Video by Michael Gebert/Sky Full of Bacon
Roberts decided to make a push pop—a variation on the guava and coconut frozen creations she’s planning to serve at Roof this summer. She started with a vanilla-rosemary ice cream (rosemary goes well with earthy flavors like the ones in sheep’s milk, she said), noting that the fat content of the sheep’s milk was so high that she didn’t have to add any cream to the base—usually she’d use half milk and half heavy cream.
“One of my favorite flavor combinations is Creamsicle . . . the acid and the creaminess together,” Roberts said. With that in mind, she made a pineapple sorbet as a second layer for the push pop. She cooked the pineapple down a bit first, utilizing a trick she’d learned recently: adding a little star anise gives the fruit a candylike quality—”like a pineapple Dum-Dum,” she said.
The third layer was a pineapple sherbet with the same pineapple she’d used for the sorbet, combined with sheep’s-milk yogurt. Roberts has used the yogurt before, in orange sherbet—”it gives it a really great texture”—and mixed with honey and spices as a sauce for pies and other baked goods. From the orange sherbet it was a natural leap to a pineapple version.
Tasting the finished sheep’s-milk push pop, Roberts said, “You get this really rich vanilla-rosemary ice cream on the bottom, and then the candy pineapple flavor on top, so together it’s a Creamsicle.” If she had to do it again, she said, she’d probably add another layer for visual effect, like a rosemary sorbet or something with different textures. “I was thinking it’d be nice with really roasted down, chewy, candied pineapple in the mix.”

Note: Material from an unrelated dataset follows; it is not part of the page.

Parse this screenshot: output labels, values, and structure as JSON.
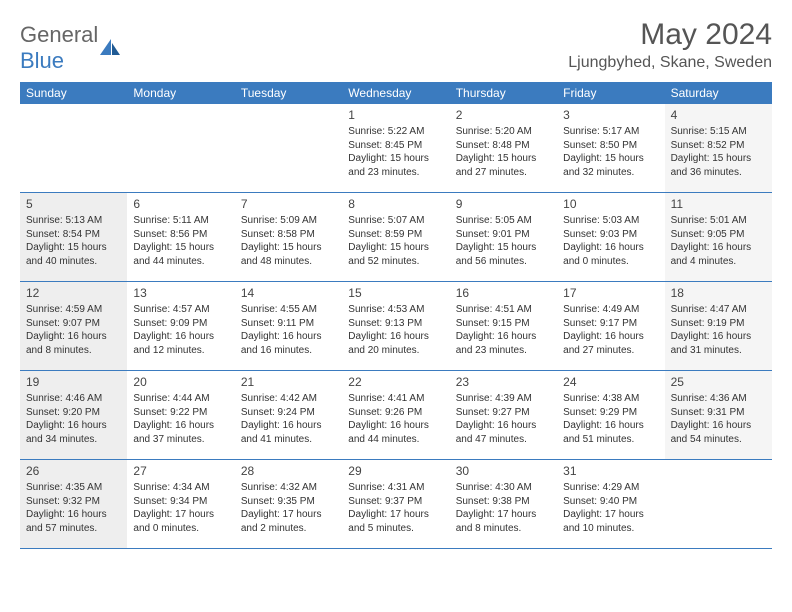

Dave Ford of the Bluebird, working with strawberries and rhubarb. “If I know Dave Ford, he’s probably going to add pork into the mix,” Roberts said. “But I’m sure it will be delicious.”
Sheep’s milk and pineapple push pop
Vanilla bean and rosemary ice cream
32 oz sheep’s milk
1 vanilla bean
1 rosemary sprig
4 oz sugar
10 egg yolks
Bring the sheep’s milk, vanilla bean, rosemary, and sugar to a simmer. Remove from heat and steep for 10 minutes. Bring back to a simmer and temper in the egg yolks. Cook until thickened. Remove the rosemary sprig but not the vanilla bean and puree in a Vita Prep blender. Strain through a chinois and chill in an ice bath. Age overnight and process in an ice cream machine.
Pineapple sorbet and sherbet
2 pineapples, diced
1 t ground star anise
3 oz sugar
4 oz Greek yogurt made from sheep’s milk
Heat a sautee pan until very hot. Add the pineapple, sugar and star anise. Cook over high heat, stirring, until juices are released and the pineapple softens. Puree in a Vita Prep until smooth. Blend 12 oz of the pineapple puree with the Greek yogurt to make the sherbet base. The rest of the puree is the sorbet base. Chill and process each separately in an ice cream machine.
Layer in push pop containers: ice cream first, sherbet, then sorbet. Freeze and serve.